Indústria Farmacêutica Brasileira Inova ao Adotar Tecnologia Indiana para Produção de Canetas Emagrecedoras

Brasil se Prepara para Produzir Canetas Emagrecedoras com Fim da Patente do Ozempic em 2026

Por Victoria Damasceno

O Brasil está se preparando para um avanço significativo na produção de medicamentos para controle de peso, com foco nas canetas emagrecedoras. A iniciativa ganha força à medida que se aproxima o fim da patente do Ozempic, previsto para março de 2026. O presidente Luiz Inácio Lula da Silva (PT) acompanhou uma missão a Nova Déli, na Índia, para firmar parcerias que visam transferir tecnologia e fomentar a produção nacional.

As farmacêuticas Biomm e Amoveri estão à frente desse processo, contando com o apoio do Ministério da Saúde. O ministro Alexandre Padilha ressaltou a importância de o Brasil dominar a tecnologia para, posteriormente, reduzir os preços desses medicamentos, tornando-os acessíveis à população. "Ter vários produtores no Brasil é fundamental para garantir o acesso efetivo a esses tratamentos", afirmou Padilha durante a visita à Índia.

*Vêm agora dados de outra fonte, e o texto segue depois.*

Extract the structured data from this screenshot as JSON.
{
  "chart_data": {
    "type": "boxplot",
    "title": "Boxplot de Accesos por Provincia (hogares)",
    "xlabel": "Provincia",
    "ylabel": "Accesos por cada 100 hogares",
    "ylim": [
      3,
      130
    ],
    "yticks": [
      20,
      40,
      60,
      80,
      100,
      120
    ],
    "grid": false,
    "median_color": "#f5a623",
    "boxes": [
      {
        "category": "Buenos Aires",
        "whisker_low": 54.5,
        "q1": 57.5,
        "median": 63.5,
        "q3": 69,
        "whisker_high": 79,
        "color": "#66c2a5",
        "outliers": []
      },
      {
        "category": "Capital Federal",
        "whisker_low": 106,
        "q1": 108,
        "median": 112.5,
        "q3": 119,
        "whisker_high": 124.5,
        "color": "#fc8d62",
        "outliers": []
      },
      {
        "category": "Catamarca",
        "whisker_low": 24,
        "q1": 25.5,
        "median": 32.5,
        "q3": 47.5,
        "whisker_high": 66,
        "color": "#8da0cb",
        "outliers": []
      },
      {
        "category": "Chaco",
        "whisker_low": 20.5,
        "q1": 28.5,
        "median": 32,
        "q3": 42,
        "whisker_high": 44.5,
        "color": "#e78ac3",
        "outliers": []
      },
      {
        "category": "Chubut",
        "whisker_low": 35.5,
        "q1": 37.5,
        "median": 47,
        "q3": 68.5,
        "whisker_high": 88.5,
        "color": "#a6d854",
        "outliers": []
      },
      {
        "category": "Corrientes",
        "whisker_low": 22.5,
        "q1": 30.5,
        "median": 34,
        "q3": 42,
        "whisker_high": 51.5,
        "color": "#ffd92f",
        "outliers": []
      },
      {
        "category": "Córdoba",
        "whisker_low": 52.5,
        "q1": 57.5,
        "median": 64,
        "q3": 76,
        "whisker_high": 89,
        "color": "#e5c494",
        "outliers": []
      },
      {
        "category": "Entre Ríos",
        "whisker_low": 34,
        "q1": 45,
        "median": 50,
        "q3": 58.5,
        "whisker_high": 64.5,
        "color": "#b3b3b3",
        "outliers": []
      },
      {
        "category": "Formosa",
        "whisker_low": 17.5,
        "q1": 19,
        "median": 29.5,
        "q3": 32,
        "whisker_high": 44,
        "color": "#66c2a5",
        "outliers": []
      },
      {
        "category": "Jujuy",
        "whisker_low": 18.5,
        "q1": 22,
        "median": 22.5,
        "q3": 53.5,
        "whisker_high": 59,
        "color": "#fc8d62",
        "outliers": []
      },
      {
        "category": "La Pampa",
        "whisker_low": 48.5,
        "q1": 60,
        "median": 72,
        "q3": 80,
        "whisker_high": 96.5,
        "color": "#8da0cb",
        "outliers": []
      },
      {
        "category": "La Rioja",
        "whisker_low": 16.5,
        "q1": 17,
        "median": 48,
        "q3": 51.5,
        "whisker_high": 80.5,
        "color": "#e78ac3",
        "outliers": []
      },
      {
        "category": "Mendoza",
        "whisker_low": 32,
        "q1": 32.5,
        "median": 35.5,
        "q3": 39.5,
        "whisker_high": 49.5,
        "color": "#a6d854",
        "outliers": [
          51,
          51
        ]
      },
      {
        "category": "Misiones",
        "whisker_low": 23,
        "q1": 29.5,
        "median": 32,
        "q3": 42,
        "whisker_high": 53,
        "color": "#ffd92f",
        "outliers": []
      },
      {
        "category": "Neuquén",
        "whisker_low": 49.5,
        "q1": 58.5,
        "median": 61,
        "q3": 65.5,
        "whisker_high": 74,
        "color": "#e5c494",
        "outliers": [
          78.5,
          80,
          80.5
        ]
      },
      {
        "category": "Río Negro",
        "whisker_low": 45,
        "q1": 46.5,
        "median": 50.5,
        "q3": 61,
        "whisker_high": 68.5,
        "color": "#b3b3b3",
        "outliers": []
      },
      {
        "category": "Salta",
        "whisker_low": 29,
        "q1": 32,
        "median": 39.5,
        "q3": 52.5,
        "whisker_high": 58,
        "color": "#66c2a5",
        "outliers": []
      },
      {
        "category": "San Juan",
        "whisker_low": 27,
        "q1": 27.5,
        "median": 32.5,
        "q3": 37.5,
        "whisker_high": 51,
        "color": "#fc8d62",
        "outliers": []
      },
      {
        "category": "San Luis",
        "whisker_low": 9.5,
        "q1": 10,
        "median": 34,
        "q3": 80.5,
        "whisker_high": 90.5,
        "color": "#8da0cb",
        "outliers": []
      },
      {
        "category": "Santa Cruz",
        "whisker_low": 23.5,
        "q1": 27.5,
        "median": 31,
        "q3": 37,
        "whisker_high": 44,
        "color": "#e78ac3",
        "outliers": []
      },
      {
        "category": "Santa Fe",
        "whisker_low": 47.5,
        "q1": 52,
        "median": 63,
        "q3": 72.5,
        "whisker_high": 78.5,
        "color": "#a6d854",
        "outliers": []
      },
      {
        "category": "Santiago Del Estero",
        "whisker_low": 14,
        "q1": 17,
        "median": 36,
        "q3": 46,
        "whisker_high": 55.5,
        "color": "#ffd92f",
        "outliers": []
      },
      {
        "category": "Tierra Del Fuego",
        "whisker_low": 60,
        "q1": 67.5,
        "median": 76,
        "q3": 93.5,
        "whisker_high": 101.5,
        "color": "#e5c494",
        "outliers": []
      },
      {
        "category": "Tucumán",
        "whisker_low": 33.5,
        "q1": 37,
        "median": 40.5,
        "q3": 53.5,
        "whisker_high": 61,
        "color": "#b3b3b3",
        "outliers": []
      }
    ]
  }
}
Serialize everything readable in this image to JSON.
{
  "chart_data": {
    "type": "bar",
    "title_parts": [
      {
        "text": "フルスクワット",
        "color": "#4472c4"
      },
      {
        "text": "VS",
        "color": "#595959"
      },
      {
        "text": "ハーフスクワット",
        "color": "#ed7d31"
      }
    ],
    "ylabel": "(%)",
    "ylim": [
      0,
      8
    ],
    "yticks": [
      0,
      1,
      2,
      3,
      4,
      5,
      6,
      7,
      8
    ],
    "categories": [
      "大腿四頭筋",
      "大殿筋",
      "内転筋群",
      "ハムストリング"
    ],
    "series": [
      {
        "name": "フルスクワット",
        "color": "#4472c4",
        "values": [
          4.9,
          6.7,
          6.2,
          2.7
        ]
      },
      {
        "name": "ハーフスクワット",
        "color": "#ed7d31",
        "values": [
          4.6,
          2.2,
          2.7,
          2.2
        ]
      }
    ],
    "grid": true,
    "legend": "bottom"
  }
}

Atualmente, uma caixa de Ozempic, na dose inicial de 0,25 mg, custa em média R$ 1.000 no Brasil. A Biomm firmou um acordo com a Biocon, enquanto a Amoveri Farma estabelecerá parceria com a farmacêutica Syrus para obter a tecnologia necessária. Com o fim da patente se aproximando, a Anvisa (Agência Nacional de Vigilância Sanitária) publicou um edital em agosto do ano passado, priorizando empresas que solicitam registro da semaglutida, princípio ativo do Ozempic, e da liraglutida, do Saxenda.

O objetivo da Anvisa é abastecer o mercado brasileiro, especialmente após identificar instabilidades na oferta desses medicamentos. A medida atende a um pedido do Ministério da Saúde, que enfatizou a necessidade de internalização da tecnologia para fabricação nacional.

Padilha também mencionou que as discussões em torno das canetas emagrecedoras estão alinhadas a um debate da OMS (Organização Mundial da Saúde) sobre a utilização desses medicamentos no combate à obesidade. A organização publicou diretrizes em dezembro de 2025, enfatizando que esses fármacos devem ser utilizados em conjunto com uma abordagem que inclua dieta saudável, atividade física e acompanhamento profissional.

Por fim, o ministro destacou a importância do acesso equitativo a essas terapias e a preparação dos sistemas de saúde para sua implementação, reforçando o compromisso do Brasil em enfrentar os desafios da obesidade e garantir a saúde da população.